If the clouds that hovered around the solar sector over the last few months have started to clear, they haven’t moved fast enough to prevent layoffs at two solar giants recently. GE Solar and BP Solar have axed more than 700 jobs.
The deepest cuts are at BP Solar. The company announced plans yesterday to eliminate 620 jobs (more than a quarter of BP Solar’s workforce), including 480 posts at two cell manufacturing and module assembly plants outside Madrid and another 140 positions at a plant in Frederick, Md. BP will shutter the two Spanish facilities and phase out assembly at the U.S. plant. BP plans to continue with silicon casting, wafering, sizing and cell production at this facility.
General Electric’s solar business has cut second and third production shifts and some of its engineers — 86 jobs in all — at its Newark, Del., plant because of what a company spokesperson called “a sudden and dramatic decline” in demand, Gunther Portfolio and PV-Tech report.
Like the raft of wind and solar companies that have shed staff in recent months, GE attributes its cuts to plummeting demand and the global economic downturn. Not BP. While the company acknowledged slumping demand, tight credit markets and price reductions as a result of high inventories, it said this week’s layoffs are part of a long-term strategy for reaching grid parity.

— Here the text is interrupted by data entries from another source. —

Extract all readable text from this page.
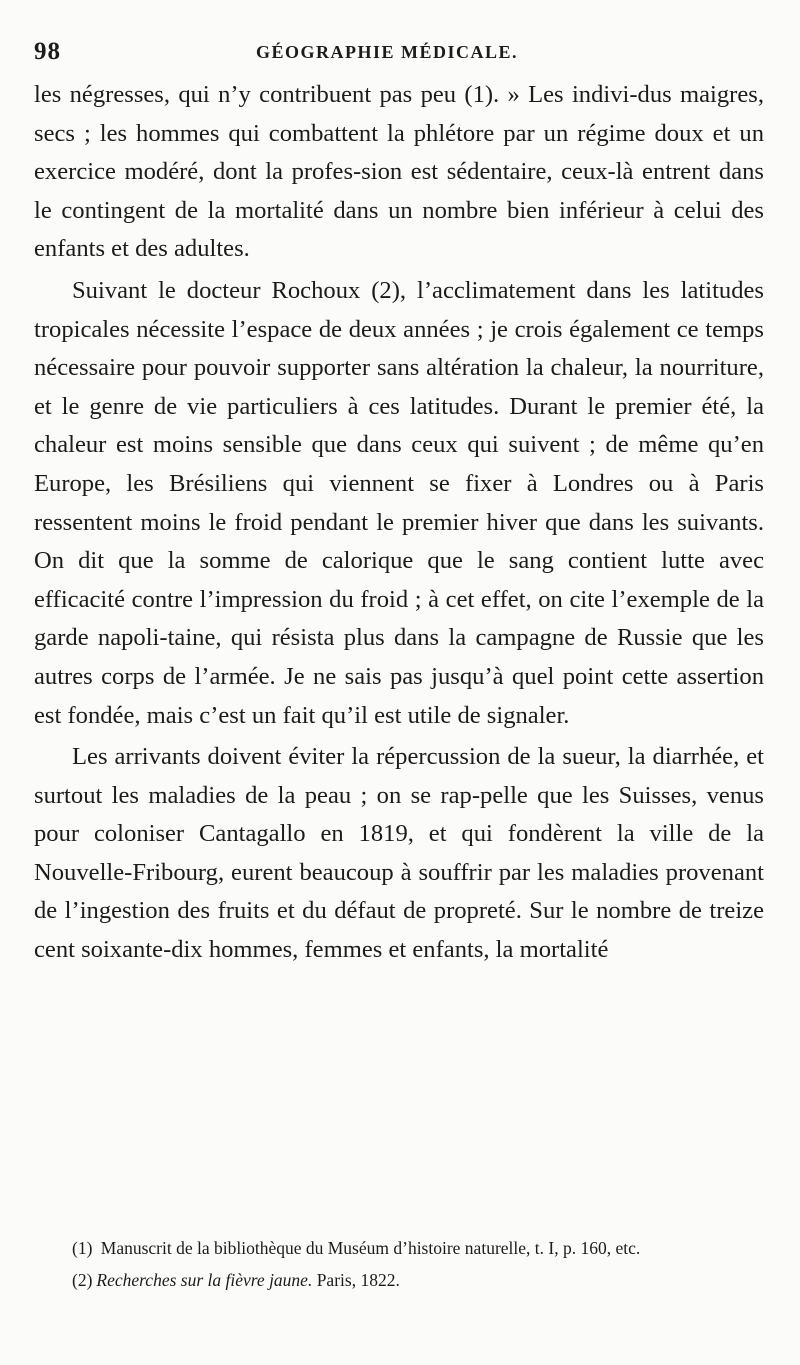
98	GÉOGRAPHIE MÉDICALE.

les négresses, qui n’y contribuent pas peu (1). » Les indivi-dus maigres, secs ; les hommes qui combattent la phlétore par un régime doux et un exercice modéré, dont la profes-sion est sédentaire, ceux-là entrent dans le contingent de la mortalité dans un nombre bien inférieur à celui des enfants et des adultes.

Suivant le docteur Rochoux (2), l’acclimatement dans les latitudes tropicales nécessite l’espace de deux années ; je crois également ce temps nécessaire pour pouvoir supporter sans altération la chaleur, la nourriture, et le genre de vie particuliers à ces latitudes. Durant le premier été, la chaleur est moins sensible que dans ceux qui suivent ; de même qu’en Europe, les Brésiliens qui viennent se fixer à Londres ou à Paris ressentent moins le froid pendant le premier hiver que dans les suivants. On dit que la somme de calorique que le sang contient lutte avec efficacité contre l’impression du froid ; à cet effet, on cite l’exemple de la garde napoli-taine, qui résista plus dans la campagne de Russie que les autres corps de l’armée. Je ne sais pas jusqu’à quel point cette assertion est fondée, mais c’est un fait qu’il est utile de signaler.

Les arrivants doivent éviter la répercussion de la sueur, la diarrhée, et surtout les maladies de la peau ; on se rap-pelle que les Suisses, venus pour coloniser Cantagallo en 1819, et qui fondèrent la ville de la Nouvelle-Fribourg, eurent beaucoup à souffrir par les maladies provenant de l’ingestion des fruits et du défaut de propreté. Sur le nombre de treize cent soixante-dix hommes, femmes et enfants, la mortalité

(1) Manuscrit de la bibliothèque du Muséum d’histoire naturelle, t. I, p. 160, etc.

(2) Recherches sur la fièvre jaune. Paris, 1822.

If the long-term strategy refers to staying in business long enough to be a real competitor when demand picks up, the cost of materials and production goes down and maybe some stimulus funds and clean energy incentives trickle out, then we’ll buy that explanation. But you might as well call a spade a spade: The solar market is tough right now, and BP Solar, like its competitors, is cutting costs (“growing only its most competitive manufacturing worldwide”) to stay in the game.